Flexural response of textile-reinforced sandwich slab with modified polymeric core

Abstract

Concrete sandwich panels are thermally insulative but difficult to erect due to heavy weight and thickness, and also require sufficient clear cover to avoid corrosion. Textile reinforcement is a novel field of research in civil engineering. The size, weight, and cost can be reduced using it as reinforcement in sandwich elements. The past researchers focus on sandwich slabs with polymeric cores which are prompt to delamination. Thus, this study compares the performance of steel mesh, and basalt textile fiber mesh reinforced sandwich slabs with conventional concrete and expanded perlite board as core materials. The sandwich slabs are tested under flexure in four-point bending and validated numerically by considering the non-linear characteristics of the material.
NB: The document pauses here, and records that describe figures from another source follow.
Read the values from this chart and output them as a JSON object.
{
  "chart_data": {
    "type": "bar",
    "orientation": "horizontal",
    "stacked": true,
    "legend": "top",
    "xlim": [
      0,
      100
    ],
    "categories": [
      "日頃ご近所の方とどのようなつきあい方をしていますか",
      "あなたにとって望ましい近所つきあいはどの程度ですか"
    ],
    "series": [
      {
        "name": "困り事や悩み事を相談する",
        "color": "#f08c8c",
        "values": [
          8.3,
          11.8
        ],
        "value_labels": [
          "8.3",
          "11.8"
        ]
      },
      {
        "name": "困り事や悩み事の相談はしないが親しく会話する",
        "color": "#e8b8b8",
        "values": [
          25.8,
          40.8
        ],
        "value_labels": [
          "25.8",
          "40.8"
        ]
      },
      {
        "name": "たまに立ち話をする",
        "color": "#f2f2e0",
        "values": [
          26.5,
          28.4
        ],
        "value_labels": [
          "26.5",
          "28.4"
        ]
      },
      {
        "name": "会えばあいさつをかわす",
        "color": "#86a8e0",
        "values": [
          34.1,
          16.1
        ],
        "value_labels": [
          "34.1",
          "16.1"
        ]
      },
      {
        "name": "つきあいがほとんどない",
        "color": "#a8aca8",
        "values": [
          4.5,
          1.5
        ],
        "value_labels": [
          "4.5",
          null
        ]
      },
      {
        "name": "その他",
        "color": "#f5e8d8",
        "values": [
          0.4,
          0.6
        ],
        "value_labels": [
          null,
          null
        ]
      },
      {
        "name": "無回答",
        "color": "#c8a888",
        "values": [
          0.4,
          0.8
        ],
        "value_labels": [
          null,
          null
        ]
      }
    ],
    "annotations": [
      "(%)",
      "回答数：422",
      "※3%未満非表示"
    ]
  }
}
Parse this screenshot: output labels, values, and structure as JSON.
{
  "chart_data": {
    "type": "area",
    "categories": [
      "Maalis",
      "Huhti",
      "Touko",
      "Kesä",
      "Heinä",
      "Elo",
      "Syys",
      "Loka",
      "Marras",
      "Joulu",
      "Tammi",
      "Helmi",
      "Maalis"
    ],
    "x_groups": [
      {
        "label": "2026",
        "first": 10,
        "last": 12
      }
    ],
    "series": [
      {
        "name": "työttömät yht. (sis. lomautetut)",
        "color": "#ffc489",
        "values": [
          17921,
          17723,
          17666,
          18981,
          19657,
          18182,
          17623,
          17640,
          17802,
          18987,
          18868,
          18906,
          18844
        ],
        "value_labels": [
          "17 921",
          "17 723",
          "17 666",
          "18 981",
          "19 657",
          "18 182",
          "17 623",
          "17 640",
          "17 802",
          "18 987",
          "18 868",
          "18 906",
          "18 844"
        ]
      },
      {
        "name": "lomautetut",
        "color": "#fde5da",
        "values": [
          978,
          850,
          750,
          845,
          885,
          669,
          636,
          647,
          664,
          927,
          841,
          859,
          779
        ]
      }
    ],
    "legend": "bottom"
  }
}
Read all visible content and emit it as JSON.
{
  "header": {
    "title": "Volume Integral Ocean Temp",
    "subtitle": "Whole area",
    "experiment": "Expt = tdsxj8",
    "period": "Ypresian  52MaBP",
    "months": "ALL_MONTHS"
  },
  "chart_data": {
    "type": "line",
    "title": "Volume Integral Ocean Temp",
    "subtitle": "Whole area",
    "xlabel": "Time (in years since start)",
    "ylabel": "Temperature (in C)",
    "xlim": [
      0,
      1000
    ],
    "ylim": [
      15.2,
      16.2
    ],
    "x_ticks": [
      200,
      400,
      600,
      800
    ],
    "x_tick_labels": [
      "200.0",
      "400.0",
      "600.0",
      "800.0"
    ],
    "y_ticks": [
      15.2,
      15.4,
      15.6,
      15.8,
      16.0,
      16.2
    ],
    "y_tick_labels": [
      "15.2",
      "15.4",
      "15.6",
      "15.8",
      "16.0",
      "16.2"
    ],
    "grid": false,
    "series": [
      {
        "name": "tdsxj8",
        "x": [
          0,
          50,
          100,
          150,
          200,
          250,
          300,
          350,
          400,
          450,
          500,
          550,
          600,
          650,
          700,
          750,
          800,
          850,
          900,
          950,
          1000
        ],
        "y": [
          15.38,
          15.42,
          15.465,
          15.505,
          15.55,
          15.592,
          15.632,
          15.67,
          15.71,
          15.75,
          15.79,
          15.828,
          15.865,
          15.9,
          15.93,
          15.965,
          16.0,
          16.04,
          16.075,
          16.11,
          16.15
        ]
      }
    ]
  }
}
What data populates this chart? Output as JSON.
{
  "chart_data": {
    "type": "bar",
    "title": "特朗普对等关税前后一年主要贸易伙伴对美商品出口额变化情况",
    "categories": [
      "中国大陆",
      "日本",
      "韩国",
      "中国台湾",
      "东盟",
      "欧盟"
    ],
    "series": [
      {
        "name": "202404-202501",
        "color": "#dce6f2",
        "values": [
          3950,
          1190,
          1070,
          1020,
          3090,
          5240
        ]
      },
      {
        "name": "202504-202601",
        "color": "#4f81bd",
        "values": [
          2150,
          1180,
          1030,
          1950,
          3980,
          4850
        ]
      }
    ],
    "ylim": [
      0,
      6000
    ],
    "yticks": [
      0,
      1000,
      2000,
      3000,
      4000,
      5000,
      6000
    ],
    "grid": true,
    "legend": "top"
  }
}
The sandwich slabs reinforced with steel and basalt textile fiber mesh have similar load-carrying capacities with higher deflection of basalt textile mesh-reinforced sandwich slabs. The core material plays a major role than the type of reinforcement used. Conventional concrete core sandwich slabs did not show any delamination by enhancing the degree of composite action and mitigated the shear failure without shear connectors than sandwich slabs with expanded perlite cores. However, it affects the major property of the sandwich panel due to its density. Using the cast in-situ method in manufacturing sandwich specimens rather than adopting the slab stock method avoids delamination by proper bonding between the layers. Thus, textile-reinforced sandwich slabs have a similar load-carrying capacity as of concrete sandwich panels with steel mesh. The experimental results are validated well with numerical data.